C’est cette image du domaine médical que nous empruntons pour qualifier cette réflexion sur la situation économique du Burundi, en particulier, les deux mesures-phares qui viennent d’être prises dans le domaine monétaire concernant : la démonétisation des billets de banque de 10 000 FBu et de 5 000 FBu et la règlementation du commerce de devises étrangères. Face à ces mesures, les plus hautes autorités du pays clament haut et fort qu’il s’agit là des mesures pour redresser l’économie burundaise. Beaucoup de Burundais émettent des doutes quant à leur effet, sur la maladie dont souffre le Burundi, en l’occurrence, l’extrême pauvreté, avec ses manifestations de la faim et l’insécurité alimentaire, le faible niveau d’éducation, le mauvais système de santé et le chômage des jeunes. Et surtout, que le peu de ressources disponibles, fournies par les aides extérieures et les taxes et impôts sont dilapidées.

Démonétisation des billets de 10 000 et 5 000 FBu : Mesure de politique monétaire ou règlement de comptes ?

La démonétisation des billets de banque est effectivement une mesure de politique monétaire qu’on rencontre dans beaucoup de pays. Elle est prise sous trois conditions principales : soit que les billets en question sont vieux et méritent d’être remplacés ; soit qu’il a été constaté des cas de contrefaçon et de fausse monnaie ; ou soit que le gouvernement souhaite changer de dénomination de la monnaie.
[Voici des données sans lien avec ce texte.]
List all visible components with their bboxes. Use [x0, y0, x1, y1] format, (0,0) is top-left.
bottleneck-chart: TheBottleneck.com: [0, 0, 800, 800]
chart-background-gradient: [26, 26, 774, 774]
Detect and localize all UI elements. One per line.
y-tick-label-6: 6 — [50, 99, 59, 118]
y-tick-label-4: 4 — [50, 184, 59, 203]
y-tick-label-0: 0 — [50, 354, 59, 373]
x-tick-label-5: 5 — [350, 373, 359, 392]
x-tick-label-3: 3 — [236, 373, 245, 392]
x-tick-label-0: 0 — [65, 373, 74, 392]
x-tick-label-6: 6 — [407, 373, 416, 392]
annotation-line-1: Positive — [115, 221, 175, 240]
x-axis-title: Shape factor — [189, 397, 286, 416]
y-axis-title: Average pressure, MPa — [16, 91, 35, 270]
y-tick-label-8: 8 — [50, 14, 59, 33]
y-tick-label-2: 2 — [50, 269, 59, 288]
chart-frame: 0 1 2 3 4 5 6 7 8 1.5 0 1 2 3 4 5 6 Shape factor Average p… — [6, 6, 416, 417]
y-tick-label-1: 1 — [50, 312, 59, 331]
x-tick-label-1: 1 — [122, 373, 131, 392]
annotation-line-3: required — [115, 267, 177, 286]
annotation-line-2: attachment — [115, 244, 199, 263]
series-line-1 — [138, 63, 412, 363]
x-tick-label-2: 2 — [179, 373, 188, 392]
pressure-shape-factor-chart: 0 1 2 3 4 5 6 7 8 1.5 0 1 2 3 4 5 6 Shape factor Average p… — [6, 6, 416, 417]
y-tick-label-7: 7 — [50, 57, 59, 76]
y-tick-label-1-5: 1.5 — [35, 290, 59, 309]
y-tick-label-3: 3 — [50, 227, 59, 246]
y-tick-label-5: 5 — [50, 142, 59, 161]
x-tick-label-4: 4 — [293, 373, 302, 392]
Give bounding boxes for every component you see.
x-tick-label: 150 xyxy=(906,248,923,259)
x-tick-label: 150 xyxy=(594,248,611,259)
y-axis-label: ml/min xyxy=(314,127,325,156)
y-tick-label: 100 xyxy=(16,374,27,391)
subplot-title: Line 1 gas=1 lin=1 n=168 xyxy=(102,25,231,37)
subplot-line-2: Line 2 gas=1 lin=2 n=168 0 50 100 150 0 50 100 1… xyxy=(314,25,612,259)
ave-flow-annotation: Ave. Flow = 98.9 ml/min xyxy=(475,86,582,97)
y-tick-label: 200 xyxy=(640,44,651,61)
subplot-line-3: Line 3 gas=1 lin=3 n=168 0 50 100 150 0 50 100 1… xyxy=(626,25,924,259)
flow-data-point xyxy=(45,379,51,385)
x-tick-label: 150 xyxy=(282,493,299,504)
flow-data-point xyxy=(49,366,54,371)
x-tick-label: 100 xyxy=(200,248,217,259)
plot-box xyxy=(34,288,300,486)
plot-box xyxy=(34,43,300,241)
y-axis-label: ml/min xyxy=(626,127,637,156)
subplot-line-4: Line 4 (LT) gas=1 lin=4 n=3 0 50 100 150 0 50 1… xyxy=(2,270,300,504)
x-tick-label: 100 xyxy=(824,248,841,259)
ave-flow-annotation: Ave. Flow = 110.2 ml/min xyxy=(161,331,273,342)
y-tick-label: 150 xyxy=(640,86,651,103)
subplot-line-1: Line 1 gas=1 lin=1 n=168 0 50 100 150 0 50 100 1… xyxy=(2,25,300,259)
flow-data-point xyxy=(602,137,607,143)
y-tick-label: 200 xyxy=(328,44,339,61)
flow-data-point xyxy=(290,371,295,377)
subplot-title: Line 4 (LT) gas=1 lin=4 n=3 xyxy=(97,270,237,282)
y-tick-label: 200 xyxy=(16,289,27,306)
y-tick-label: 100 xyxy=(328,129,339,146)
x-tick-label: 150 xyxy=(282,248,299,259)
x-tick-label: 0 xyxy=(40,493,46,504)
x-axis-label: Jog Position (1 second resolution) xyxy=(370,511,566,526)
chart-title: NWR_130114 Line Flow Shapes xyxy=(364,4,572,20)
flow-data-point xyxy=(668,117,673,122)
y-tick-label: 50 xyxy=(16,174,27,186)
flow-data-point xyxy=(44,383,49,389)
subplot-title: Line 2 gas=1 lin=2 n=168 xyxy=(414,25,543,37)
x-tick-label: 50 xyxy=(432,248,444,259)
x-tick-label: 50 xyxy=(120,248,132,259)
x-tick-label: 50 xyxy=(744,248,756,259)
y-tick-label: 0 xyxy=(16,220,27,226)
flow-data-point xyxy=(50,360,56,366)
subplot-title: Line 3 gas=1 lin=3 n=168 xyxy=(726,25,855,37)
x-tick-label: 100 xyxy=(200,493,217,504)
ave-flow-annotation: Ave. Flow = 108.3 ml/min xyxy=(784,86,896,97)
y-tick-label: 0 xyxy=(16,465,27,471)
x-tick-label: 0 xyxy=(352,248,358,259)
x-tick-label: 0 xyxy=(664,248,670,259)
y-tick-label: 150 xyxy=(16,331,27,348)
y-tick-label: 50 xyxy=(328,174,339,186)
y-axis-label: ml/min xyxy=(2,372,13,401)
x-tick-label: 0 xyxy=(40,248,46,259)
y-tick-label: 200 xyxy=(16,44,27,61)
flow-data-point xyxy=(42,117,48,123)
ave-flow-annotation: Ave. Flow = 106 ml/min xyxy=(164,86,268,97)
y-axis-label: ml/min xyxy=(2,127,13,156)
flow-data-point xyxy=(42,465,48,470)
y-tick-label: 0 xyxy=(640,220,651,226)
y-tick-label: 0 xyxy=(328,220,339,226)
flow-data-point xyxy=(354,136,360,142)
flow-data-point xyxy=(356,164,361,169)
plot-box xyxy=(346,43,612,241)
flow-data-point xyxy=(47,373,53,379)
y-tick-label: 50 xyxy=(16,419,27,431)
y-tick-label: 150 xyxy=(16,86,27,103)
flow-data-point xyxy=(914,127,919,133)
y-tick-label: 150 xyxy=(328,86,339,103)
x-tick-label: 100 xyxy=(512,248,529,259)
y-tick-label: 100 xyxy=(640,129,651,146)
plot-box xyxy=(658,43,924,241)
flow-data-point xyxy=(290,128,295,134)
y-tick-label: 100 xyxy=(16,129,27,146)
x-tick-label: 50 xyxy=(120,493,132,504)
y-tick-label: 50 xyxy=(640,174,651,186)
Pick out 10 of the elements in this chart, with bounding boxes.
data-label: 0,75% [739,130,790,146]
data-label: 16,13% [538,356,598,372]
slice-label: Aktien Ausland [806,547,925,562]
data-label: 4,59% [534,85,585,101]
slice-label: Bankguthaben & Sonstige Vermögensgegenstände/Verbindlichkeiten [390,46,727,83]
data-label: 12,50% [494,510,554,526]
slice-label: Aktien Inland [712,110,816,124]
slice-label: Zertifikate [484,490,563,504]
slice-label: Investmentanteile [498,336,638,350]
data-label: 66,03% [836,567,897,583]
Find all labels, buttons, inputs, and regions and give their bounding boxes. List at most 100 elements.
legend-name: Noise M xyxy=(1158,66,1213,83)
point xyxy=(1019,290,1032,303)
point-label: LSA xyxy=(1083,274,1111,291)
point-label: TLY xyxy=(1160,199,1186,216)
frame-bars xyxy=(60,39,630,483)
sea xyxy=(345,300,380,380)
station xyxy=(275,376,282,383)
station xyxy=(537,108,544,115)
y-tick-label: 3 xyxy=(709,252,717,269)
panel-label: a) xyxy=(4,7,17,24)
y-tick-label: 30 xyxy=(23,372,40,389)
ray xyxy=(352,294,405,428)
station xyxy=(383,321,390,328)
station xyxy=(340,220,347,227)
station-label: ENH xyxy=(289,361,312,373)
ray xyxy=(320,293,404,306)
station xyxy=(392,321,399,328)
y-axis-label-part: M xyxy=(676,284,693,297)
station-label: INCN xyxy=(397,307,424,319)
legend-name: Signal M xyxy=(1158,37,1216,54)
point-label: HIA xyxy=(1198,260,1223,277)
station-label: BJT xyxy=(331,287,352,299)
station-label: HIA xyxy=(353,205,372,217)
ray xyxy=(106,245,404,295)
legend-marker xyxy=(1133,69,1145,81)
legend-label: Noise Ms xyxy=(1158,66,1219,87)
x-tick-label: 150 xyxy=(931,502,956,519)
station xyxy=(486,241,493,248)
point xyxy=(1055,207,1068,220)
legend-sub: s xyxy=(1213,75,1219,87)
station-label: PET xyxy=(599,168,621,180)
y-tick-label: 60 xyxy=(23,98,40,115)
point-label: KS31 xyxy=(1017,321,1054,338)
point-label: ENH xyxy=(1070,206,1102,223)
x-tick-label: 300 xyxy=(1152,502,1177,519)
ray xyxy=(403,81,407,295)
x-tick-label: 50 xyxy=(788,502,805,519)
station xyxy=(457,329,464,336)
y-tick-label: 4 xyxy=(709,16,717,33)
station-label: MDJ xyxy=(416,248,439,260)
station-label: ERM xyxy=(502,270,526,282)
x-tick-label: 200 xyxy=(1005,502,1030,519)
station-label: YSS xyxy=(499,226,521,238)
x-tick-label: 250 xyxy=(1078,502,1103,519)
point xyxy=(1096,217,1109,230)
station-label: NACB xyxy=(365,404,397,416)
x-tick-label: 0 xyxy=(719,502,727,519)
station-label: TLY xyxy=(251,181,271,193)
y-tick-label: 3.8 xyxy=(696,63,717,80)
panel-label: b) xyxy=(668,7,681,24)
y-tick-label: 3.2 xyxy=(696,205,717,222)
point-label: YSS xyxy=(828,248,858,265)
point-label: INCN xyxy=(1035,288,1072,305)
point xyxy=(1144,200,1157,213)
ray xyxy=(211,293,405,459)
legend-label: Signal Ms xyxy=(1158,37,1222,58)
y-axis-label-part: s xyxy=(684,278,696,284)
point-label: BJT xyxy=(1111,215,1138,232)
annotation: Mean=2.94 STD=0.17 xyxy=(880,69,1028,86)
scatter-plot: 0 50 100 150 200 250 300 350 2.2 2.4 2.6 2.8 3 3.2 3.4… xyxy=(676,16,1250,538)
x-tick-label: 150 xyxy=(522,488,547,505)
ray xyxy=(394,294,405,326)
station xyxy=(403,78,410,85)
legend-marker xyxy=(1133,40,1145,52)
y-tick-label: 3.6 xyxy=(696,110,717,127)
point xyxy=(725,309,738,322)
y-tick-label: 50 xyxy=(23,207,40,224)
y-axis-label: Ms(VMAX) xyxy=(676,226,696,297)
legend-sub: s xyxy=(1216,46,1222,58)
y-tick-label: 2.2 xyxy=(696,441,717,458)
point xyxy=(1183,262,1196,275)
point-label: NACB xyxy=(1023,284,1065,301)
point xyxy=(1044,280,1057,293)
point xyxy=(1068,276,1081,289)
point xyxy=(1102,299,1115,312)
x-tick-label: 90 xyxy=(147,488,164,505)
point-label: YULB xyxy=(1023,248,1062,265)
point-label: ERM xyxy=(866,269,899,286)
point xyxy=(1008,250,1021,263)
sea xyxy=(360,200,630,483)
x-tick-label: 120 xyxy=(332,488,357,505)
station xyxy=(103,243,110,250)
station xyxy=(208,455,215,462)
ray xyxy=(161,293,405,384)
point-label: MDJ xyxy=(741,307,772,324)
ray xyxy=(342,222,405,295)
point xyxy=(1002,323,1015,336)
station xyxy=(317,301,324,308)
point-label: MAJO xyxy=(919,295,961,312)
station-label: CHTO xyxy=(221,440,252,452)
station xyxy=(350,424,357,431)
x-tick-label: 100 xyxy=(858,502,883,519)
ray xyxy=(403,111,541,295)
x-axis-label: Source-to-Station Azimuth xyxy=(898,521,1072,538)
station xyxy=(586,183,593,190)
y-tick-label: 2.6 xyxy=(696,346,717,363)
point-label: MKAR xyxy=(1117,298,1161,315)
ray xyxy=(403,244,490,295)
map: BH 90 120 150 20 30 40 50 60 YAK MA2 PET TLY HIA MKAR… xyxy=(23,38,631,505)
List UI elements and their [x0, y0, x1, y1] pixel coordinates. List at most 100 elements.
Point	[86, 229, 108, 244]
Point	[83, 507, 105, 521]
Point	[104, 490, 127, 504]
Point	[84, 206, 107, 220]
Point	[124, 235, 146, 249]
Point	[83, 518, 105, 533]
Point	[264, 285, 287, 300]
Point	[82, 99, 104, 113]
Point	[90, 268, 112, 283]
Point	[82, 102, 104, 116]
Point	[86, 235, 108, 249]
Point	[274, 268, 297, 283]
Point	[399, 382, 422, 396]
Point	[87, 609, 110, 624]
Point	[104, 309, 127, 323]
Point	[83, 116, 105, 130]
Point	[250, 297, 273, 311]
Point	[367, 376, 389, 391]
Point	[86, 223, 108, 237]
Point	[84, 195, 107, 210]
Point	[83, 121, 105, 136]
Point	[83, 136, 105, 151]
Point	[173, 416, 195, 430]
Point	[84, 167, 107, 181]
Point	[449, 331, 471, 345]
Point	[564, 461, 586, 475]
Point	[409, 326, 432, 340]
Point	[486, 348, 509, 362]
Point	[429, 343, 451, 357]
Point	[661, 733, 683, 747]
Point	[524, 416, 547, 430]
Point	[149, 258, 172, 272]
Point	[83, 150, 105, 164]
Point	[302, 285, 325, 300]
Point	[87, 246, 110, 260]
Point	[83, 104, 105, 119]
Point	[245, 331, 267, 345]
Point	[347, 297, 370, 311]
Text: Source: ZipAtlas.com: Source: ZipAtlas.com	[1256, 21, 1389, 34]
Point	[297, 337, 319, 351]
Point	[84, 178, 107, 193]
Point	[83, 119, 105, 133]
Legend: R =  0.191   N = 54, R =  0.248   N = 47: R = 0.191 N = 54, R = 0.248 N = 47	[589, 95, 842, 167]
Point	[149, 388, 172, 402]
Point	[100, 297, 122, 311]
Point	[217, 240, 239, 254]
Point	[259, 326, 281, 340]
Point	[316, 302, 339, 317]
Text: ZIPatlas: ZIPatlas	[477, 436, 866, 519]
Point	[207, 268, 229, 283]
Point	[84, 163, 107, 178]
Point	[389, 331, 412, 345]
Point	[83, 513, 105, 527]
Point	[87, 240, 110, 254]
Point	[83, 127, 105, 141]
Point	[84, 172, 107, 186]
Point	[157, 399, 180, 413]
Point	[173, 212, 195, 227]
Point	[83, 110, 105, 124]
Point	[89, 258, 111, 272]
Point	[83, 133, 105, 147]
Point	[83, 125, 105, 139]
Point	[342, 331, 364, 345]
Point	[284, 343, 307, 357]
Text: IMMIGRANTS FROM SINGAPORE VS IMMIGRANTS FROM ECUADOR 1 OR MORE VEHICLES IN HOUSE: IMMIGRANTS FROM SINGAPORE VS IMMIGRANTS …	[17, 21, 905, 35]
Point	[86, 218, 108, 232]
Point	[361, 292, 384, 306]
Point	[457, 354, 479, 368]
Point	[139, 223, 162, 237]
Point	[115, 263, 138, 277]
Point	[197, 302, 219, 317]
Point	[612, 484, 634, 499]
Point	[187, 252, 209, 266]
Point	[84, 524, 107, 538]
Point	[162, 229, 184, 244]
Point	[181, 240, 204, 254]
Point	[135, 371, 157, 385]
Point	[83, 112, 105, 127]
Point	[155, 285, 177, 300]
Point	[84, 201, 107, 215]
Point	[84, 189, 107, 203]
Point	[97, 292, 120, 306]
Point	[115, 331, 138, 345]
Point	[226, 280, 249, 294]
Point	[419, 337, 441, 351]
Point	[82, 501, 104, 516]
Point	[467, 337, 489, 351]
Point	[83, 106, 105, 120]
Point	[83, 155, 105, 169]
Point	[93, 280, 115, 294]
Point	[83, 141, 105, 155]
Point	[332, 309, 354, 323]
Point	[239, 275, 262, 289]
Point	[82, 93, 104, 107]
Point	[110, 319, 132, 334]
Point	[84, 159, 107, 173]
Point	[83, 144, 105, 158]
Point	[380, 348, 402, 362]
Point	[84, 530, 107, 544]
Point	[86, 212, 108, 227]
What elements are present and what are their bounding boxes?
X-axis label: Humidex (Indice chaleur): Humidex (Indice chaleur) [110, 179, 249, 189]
A notre connaissance, au Burundi, aucun de ces scénarios ne se présente pour justifier un changement subit des billets de 10 000 FBu et de 5 000 FBu. Lorsqu’une telle décision de démonétiser les billets de banque est prise, le Gouvernement accorde une période qui n’est pas inférieure à une année, afin que ceux qui disposent des billets concernés puissent disposer du temps de les changer contre les nouveaux billets. Ils continuent à être utilisés jusqu’à ce que le dernier billet soit présenté à la banque.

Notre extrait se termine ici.